Employers must notify fired employees of their possible eligibility for unemployment insurance benefits. An employer who fails to provide this notice runs the risk of being sued if an eligible employee fails to timely file a claim. In most states, however, an employer can avoid this obligation by posting state-supplied information about unemployment benefits.
There are two major reasons you should care whether your ex-workers are collecting unemployment and why you should try to prevent an improper claim from being paid. First, your state unemployment tax rate is directly affected by the number of ex-employees who collected unemployment after leaving your business. Second, if there’s a chance that the worker is going to sue you for discrimination or wrongful discharge, you can discourage the lawsuit. If you establish that your conduct was appropriate in an unemployment compensation hearing, you're more likely to win in a later suit for wrongful termination. However, if you lose in the unemployment matter, you may decide that you should settle with the worker rather than going to trial in the other lawsuit.

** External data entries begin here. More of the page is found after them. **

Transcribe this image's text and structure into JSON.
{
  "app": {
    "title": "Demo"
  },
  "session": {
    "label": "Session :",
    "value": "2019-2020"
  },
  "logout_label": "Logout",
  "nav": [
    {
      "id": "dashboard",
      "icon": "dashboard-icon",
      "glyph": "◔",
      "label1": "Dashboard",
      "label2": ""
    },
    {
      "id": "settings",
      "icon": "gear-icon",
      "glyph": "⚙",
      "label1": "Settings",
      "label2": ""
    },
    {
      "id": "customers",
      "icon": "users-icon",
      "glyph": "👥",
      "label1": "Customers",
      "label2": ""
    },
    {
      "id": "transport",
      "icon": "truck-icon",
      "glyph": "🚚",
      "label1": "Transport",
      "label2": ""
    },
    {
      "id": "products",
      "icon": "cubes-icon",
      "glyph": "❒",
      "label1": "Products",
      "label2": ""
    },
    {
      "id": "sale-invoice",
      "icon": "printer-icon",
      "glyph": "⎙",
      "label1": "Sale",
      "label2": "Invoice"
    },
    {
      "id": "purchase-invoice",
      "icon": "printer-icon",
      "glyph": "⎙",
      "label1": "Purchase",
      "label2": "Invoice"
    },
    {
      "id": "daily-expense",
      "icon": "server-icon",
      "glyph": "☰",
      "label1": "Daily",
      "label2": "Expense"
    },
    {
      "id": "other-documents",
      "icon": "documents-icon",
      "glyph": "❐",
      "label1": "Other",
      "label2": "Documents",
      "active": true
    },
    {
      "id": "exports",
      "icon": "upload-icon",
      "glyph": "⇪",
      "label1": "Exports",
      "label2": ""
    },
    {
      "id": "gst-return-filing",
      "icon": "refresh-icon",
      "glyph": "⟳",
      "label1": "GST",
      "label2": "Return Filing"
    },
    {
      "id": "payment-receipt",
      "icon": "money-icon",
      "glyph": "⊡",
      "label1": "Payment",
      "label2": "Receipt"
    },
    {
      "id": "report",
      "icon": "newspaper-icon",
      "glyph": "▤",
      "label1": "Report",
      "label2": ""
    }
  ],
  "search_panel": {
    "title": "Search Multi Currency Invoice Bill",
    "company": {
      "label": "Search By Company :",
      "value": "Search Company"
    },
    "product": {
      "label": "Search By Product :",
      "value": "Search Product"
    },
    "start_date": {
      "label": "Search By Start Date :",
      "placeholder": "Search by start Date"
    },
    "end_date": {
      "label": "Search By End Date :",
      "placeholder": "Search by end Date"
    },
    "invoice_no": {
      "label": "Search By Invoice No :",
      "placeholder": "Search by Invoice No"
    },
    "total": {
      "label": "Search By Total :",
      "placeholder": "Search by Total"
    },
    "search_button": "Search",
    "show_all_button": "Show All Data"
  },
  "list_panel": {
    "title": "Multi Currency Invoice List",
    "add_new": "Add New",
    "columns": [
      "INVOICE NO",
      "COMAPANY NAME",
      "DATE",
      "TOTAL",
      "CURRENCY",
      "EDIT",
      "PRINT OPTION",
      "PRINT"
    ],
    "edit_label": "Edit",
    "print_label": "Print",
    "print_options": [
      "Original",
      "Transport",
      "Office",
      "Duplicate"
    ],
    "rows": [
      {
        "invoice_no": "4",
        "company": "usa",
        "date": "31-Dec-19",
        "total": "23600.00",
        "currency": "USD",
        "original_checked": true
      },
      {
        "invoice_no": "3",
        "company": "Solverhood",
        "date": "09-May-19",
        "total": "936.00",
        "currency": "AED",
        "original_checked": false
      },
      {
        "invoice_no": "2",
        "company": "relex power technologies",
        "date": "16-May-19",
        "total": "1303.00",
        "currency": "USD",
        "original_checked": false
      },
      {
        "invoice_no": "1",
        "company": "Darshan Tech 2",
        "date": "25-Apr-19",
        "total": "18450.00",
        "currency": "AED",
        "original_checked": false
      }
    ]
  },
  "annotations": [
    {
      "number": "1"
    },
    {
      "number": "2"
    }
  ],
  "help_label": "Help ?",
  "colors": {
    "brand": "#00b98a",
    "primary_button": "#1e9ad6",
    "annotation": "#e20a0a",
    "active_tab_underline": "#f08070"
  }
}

On the other hand, there may be times when it’s not in your interest to prevent your worker from collecting benefits, even if you would probably win if you tried. The most common situation is where you want to get rid of someone but don't have a good (or a legal) reason for doing it, or you suspect the worker is going to sue you. In these cases you can "buy out" the worker by offering a severance package. The package may include an agreement that you won't do anything to prevent the worker from collecting unemployment benefits, along with some severance pay, continuation of health benefits, or other items. If you go this route, have the worker sign an adequate release of liability before he or she leaves.